The mean values of pulse rate and MAP are shown in Tables 2 and 3, respectively, and these are represented graphically in Figures 1 and 2, respectively. It can be seen that, there was a decrease in pulse rate in both groups at 0th and 1st min, it increased at 3rd min and gradually decreased by 30th min. Pulse rate was better controlled in Group A at all times than Group B and it was statistically significant at 1 min (P = 0.001), 3 min (P = 0.018), 5 min (P = 0.014), 10 min (P = 0.006) and 15th min (P = 0.006).

Table 2

Comparison of mean pulse rate in Group A and Group B

Table 3

Comparison of MAP in Group A and Group B

Figure 1

Comparison of mean pulse rate in Group A and Group B

Figure 2

Comparison of mean arterial pressure

Similarly, MAP was decreased in both groups than baseline at all times except at 3rd min. Although the fall appears to be more in Group A as compared to Group B, no statistically significant difference was noted between the two groups except at 15 min (P = 0.012) and 30th min (P < 0.001) [Table 3 and Figure 2].

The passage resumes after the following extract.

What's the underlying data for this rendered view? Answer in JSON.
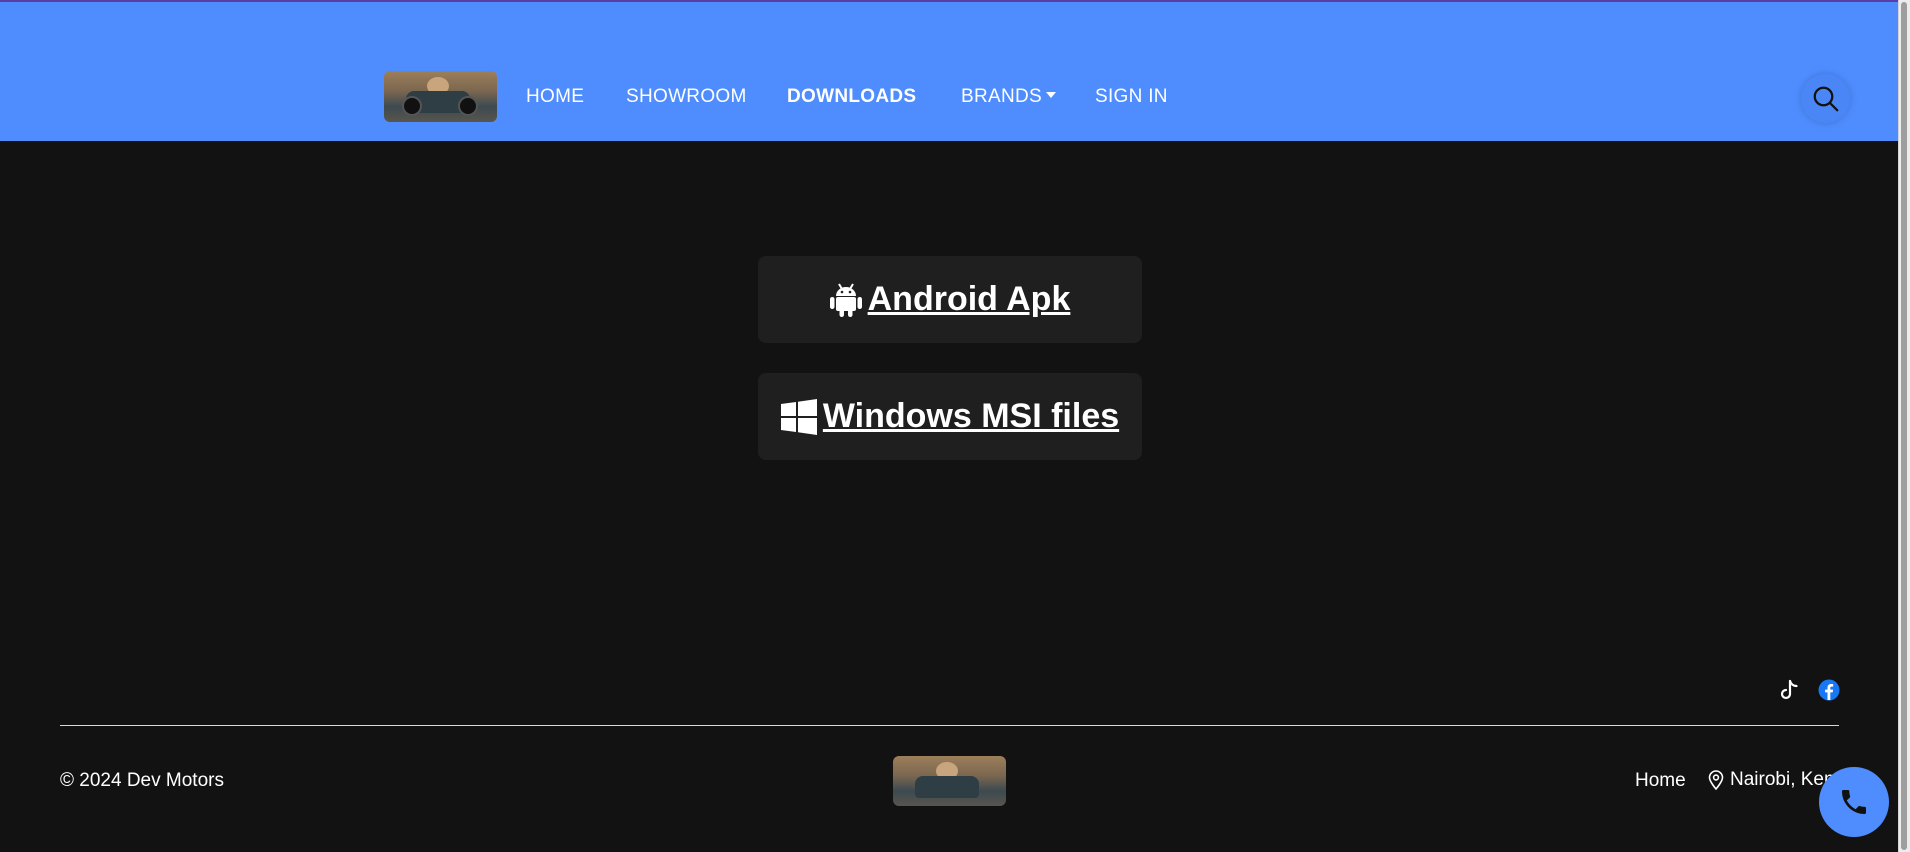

Furthermore, there was fall in SBP and DBP in both groups as compared to baseline at all times except at 3rd min. The difference was not statistically significant (P > 0.05) [Table 4 and Figure 3].

Table 4

Comparison of SBP in Group A and Group B

Figure 3

Comparison of mean systolic blood pressure

In Group A, number of patients with Ramsay Sedation Scale score of 1 and 2 were 22 and 8, respectively. The number of patients in Group B with a sedation score of 1 and 2 were 13 and 16, respectively. One patient in Group B has sedation score of 3. Statistically, a significant difference is noted between the two groups in the postoperative sedation score. (P = 0.017) [Table 5 and Figure 4].

Table 5

Comparison of sedation score between Group A and Group B

Figure 4

Comparison of sedation score

Side effects pertaining to clonidine and gabapentin were noted. In Group A, 8 patients had dry mouth, and 4 patients showed bradycardia. In Group B, 8 patients complained of drowsiness.

DISCUSSION

Achievement of smooth induction with the minimal hemodynamic stress response to direct laryngoscopy is an important anesthetic goal. Direct laryngoscopy and tracheal intubation is routinely performed during the administration of general anesthesia. This pressor response causes tachycardia, hypertension, and increased the workload on the myocardium and its subsequent detrimental effects. Several pharmacological agents have been tried to decrease this response in past.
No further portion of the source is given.